Inside he was colors rippling,
Black and white on the out — 
The smoker, doomed survivor
Of nightclub weddings and deaths
And half-smiles, blows hotness
Into the city lights.

Aging ice into a rake of fire
Beneath the miracle ocher moon
Each hurried charge of rain
Makes sure to miss him,
His helicopter hair bulletproof,
And his monster truck limbs¹
Unheeded by the crowd.

And when the crowd drifts asleep,
From a fetish spire its heart dangled,
The walls that govern time²
Go superstar cold, like they had been
Deprived of memory, as though
The man-shaped smoke of white and black
Were less than visiting.


¹ From my notebook:

“The Smoker” is some sort of alien archetype, all-seeing, but never all-knowing; sometimes wholly unseen.

² As humans we compartmentalize our shared space into variegated private spaces, and in turn these spaces tend to compartmentalize our lives, or, alternately, our time.

These spaces, through a drawn-out play of customized attachment, become storied — living and breathing edifices.

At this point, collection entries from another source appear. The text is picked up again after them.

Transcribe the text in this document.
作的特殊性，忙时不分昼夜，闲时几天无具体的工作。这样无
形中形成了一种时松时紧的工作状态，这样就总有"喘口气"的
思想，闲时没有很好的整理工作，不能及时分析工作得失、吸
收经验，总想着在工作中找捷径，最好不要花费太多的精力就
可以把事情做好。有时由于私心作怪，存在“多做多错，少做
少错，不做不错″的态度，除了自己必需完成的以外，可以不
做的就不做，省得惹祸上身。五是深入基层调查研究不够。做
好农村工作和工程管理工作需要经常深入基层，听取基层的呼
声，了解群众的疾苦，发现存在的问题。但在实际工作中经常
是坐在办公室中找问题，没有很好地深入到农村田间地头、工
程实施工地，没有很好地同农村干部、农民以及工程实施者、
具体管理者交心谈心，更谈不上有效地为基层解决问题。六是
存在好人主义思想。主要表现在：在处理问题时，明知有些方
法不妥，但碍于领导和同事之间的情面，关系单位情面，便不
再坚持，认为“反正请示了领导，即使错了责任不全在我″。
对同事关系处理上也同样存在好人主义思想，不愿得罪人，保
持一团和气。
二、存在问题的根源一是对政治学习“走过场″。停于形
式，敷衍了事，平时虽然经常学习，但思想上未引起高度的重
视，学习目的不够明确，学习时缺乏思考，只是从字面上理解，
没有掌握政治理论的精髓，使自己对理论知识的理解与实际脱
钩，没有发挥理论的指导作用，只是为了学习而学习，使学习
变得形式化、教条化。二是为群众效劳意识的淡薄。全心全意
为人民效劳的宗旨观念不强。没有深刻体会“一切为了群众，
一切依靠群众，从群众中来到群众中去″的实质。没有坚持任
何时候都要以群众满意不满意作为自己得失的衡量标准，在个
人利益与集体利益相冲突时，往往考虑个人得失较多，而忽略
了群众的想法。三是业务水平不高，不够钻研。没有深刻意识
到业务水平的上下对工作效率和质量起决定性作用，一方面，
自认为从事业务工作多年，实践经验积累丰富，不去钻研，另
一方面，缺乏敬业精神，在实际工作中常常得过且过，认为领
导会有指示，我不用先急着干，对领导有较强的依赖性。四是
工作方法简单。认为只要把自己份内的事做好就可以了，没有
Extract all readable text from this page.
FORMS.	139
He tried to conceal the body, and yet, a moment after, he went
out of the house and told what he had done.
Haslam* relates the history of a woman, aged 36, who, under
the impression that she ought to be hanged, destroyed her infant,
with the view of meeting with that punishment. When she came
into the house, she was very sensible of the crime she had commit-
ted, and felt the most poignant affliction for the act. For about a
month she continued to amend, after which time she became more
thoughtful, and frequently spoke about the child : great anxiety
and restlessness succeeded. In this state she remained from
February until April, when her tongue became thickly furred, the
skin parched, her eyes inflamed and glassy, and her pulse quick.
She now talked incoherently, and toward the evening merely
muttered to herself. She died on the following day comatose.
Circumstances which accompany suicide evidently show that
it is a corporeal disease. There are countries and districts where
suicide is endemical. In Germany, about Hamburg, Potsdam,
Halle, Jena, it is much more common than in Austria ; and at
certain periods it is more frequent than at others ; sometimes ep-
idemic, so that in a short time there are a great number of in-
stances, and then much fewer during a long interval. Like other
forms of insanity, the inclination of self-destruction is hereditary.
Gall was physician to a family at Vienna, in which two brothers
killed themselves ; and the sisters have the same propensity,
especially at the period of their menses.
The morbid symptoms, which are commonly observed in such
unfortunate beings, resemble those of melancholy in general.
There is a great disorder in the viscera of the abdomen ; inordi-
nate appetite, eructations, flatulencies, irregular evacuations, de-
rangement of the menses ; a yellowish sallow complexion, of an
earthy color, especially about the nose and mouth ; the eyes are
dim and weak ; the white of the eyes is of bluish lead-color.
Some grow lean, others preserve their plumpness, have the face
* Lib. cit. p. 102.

Following a certain grotesque logic, our homes are much like our bodies; they leak and break and require a sort of consistent ungodly upkeep.

(Though admittedly I’m being a bit pedantic here, I like thinking of time as “our times” instead, since we all have our subjective versions of time, often down to the very definition of the concept.)